It is halfway down a well-regarded street in Mayfair — after a mid-priced English shoe brand, Sotheby’s Realty and a couple of esoteric Japanese fashion labels and a few doors before the Queen’s corsetiere. I passed it several times before stopping to see what it was. On several occasions there were girls at the door handing out freebies. Out of habit I smiled hello, no thank you, without finding out what they were giving away. On the third or fourth occasion I stopped to read the sign above the door: “The East India Company” — in gold Times New Roman or something like it.
Several weeks later, on an aimless Sunday, I wandered in to explore. There was an old German couple drifting out — the wife examining a bowl of what looked like potpourri by the exit. But this is the kind of place where everything looks like potpourri. The store has the cool, dark, familiarity of a luxury gift shop in a Middle Eastern airport — where luxury means genuinely superfluous. Everything is packaged in canisters and jars with gold branding and neatly arranged on dark wooden shelves. There is a rack of decorative porcelain mugs on one side of the room and on the other a number of coffee machines for tastings. In the centre of the room there is a crescent-shaped marble bar with glass pots of tea and a pretty girl from Southhall offering samples.
The East India Company was to its generation, what Amazon will likely be to the next: monstrous, semi-sovereign, monopolistic, life-styling. It was a state-backed, limited liability company incorporated in the seventeenth century to explore the world and trade for the British. Through commerce and political machination, it acquired increasing control over India and eventually colonised the subcontinent before it was absorbed into the British administration. Over its almost three century (first) life, it grew to rule one-fifth of the world’s population, command a standing army of 200,000 men and control half the world’s trade.

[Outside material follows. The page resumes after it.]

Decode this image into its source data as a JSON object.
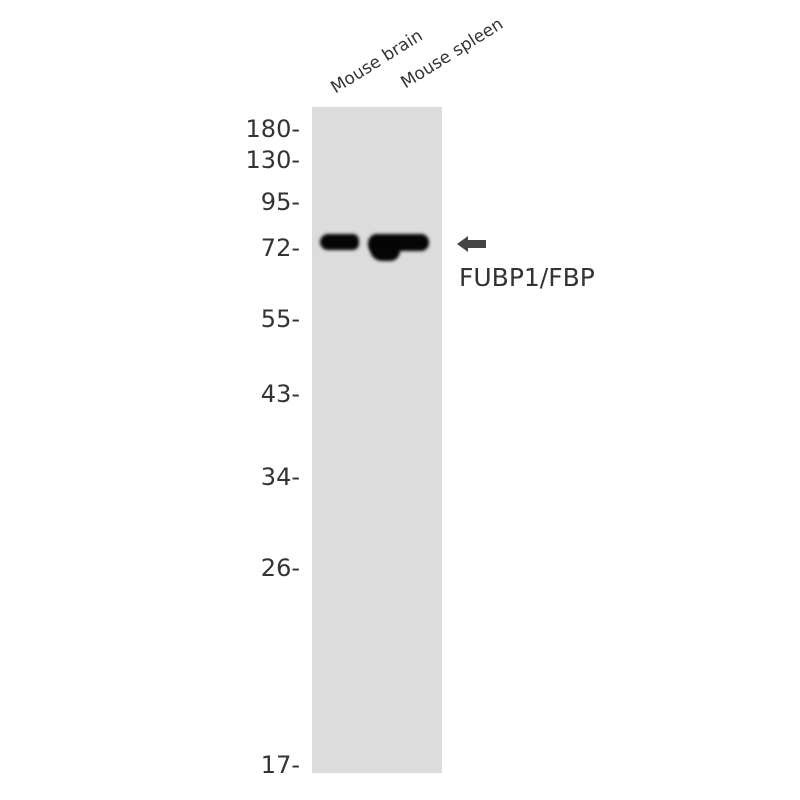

It was simply “the Company”.
The Company stood for power, adventure, discovery, luxury and class. It did not bring civilisation to the subcontinent. The Mughals of the 17th and 18th centuries were far more sophisticated than the British in many ways. But it brought tea and spices to the West and cheap cloth — calico, gingham, chintz, seersucker and taffeta for example — a clean underwear revolution. Like all corporates, its greatest strength and failing was its pure profit motive. In an age with little regulation and competition, that absolute lack of morality harnessed to extraordinary power generated massive profit and massive harm. The Company played a role in the Bengal Famine of 1770 in which 10 million died, the Boston Tea Party in 1773, the Anglo-Chinese Opium Wars from 1839 to 1842 and 1856 to 1860 and the War of Independence 1857, also known as mutiny; and destroyed local textile and shipbuilding industries. It was finally dissolved in 1874 because of its failures in administration. The grotesque poverty of the subcontinent today is in part a product of its rule.
So its revival comes as something of a surprise. Even more so, given that the resuscitator who has pressed his warm breath between its blue lips is an Indian. Sanjiv Mehta — a businessman with a diverse background in gemology and tea trading — bought the rights to use the East India Company name in 2005.
There are clearly incentives. The East India Company has a name and reputation that provide an obvious platform for a luxury goods retailer. Even more so because we seem to remember the good and none of the bad. It is, in British history, the original bridge to the exotic Orient, bringing tea and pepper and cloves and muslin to the Empire. And in subcontinental history, the Company heralded the British Raj — and brought order to India in a way that none have since. Its recent revival is an exercise in monetising those elements of orientalism and nostalgia and as such its investment appears to be purely in its branding.
Its shop in Mayfair sells tea, coffee, condiments, confectionary and biscuits and a separate arm of the brand mints coins in gold and silver. Its products have the kind of aggrandising descriptions that try terribly hard to provide you the experience you want without having to rely on the product: Persian Blue Salt, Dark Chocolate Enrobed Orange Peel, Admiral’s Reserve Cheese Biscuits and Governor Aungier’s Bombay Chai Tea, for example. I tasted several items but gave up quickly when a lot of it started to taste the same. Savoury biscuits with black peppercorn had the mealiness of sawdust and the sting of cheap deodorant. Roquefort cheese filled biscuits were unfilled — which is some consolation — with the grittiness and flavour profile of road salt. Coffee beans in dark chocolate were pleasant enough if not particularly inspiring. Think Fortnum & Mason without the products or packaging.
Don’t get me wrong — if, on a hungry afternoon, at the back of a cupboard, I chanced upon a dusty jar of its Real Raspberries Enrobed in Chocolate, I’d likely enjoy them notwithstanding my discomfort with their politics and semantics.
But in the end the East India Company’s revival leaves me more than anything else with an unpleasant taste in my mouth. Its gruesome legacy, its orientalism, its poor product selection make this endeavour unwise. In its second incarnation, the Company retains its relentless thirst for profit but little else. And to revive a grand Empire builder as a gift shop — well, it’s like Pol Pot as a Cabbage Patch Kid: embarrassingly distasteful … but perhaps appropriately degrading. If this is an act of revenge, it’s masterful.